In a life involved in issues of this kind, I have come to the conclusion that if peace talks are to succeed, they must be as inclusive as possible. To last and be enduring, it is essential that there is a sense of ownership among the parties to the conflict. There is a very big difference between peace-keeping and peace-making. If we are to see peaceful, lasting solutions, it requires tremendous self-discipline from the outside world. Particularly powerful nations like us have to be very careful about trying to manage the situation. There is a huge difference between facilitating and managing because the solution ultimately has to belong to the people themselves. In so far as there is any sense that a solution was somehow arranged, made or imposed by other people, it has the seeds of its own failure within it.
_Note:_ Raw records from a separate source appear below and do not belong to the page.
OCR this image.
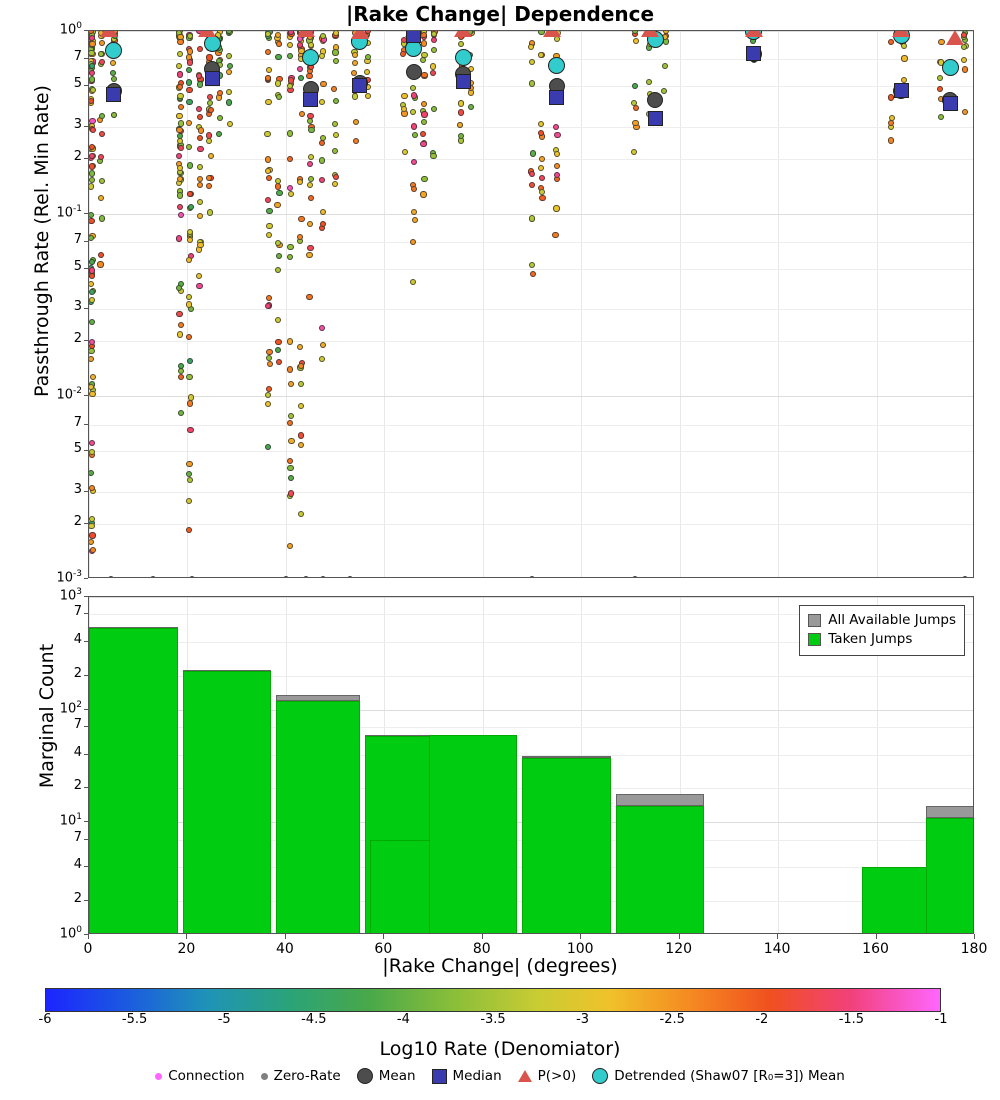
|Rake Change| Dependence
Passthrough Rate (Rel. Min Rate)
Marginal Count
|Rake Change| (degrees)
Log10 Rate (Denomiator)
$10^0$
7
5
3
2
$10^{-1}$
7
5
3
2
$10^{-2}$
7
5
3
2
$10^{-3}$
All Available Jumps
Taken Jumps
$10^0$
2
4
7
$10^1$
2
4
7
$10^2$
2
4
7
$10^3$
0	20	40	60	80	100	120	140	160	180
-6	-5.5	-5	-4.5	-4	-3.5	-3	-2.5	-2	-1.5	-1
Connection Zero-Rate	Mean	Median	P(>0)	Detrended (Shaw07 [R₀=3]) Mean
As the right reverend Prelate said, no two situations are the same and you must be very careful about making comparisons, but I am surprised that we do not take more seriously the lessons from our domestic experience in Northern Ireland. I see that as an exemplary story of facilitation, not trying to impose our solution but enabling the parties to reach their own solution to which they are committed. That is why we should have immense respect for those who were in bitter conflict but who now try to make a success of what they came to believe was essential and possible.

It is incredible to think of what the ceasefire must mean psychologically, quite apart from physically, for so many people, with the horror, strain, stress and anguish of constant bombardment easing. I am desperately concerned about the long-term mental health consequences of all that for young people and children in those countries, and I hope that we can give that issue great priority. While we concentrate on this, there are still many people in Syria who are still enduring hunger, disease, thirst, homelessness and the most awful situations. Since the UN resolutions made it possible for aid to be taken in irrespective of the wishes, views or policies of the Syrian Government, a great deal has been done to try to improve access and to bring relief and support to a widening circle of people, but much more needs to be done and I, for one, will be very grateful if the Minister will say how we are responding to that and how we are encouraging—and what success we are meeting in encouraging—others to step up that operation when it goes on.

My conclusion is my main message: the ultimate solution has to belong to the people of the area, and if there is one discipline that matters more than any other it is that outside powers, not least ourselves, but very much the Russians, the Americans and others, should resist playing the sort of game, as it is seen by so many people, that in effect aggravates the situation. They must discipline themselves into seeing that ownership of the solution is for the people themselves and we must facilitate that.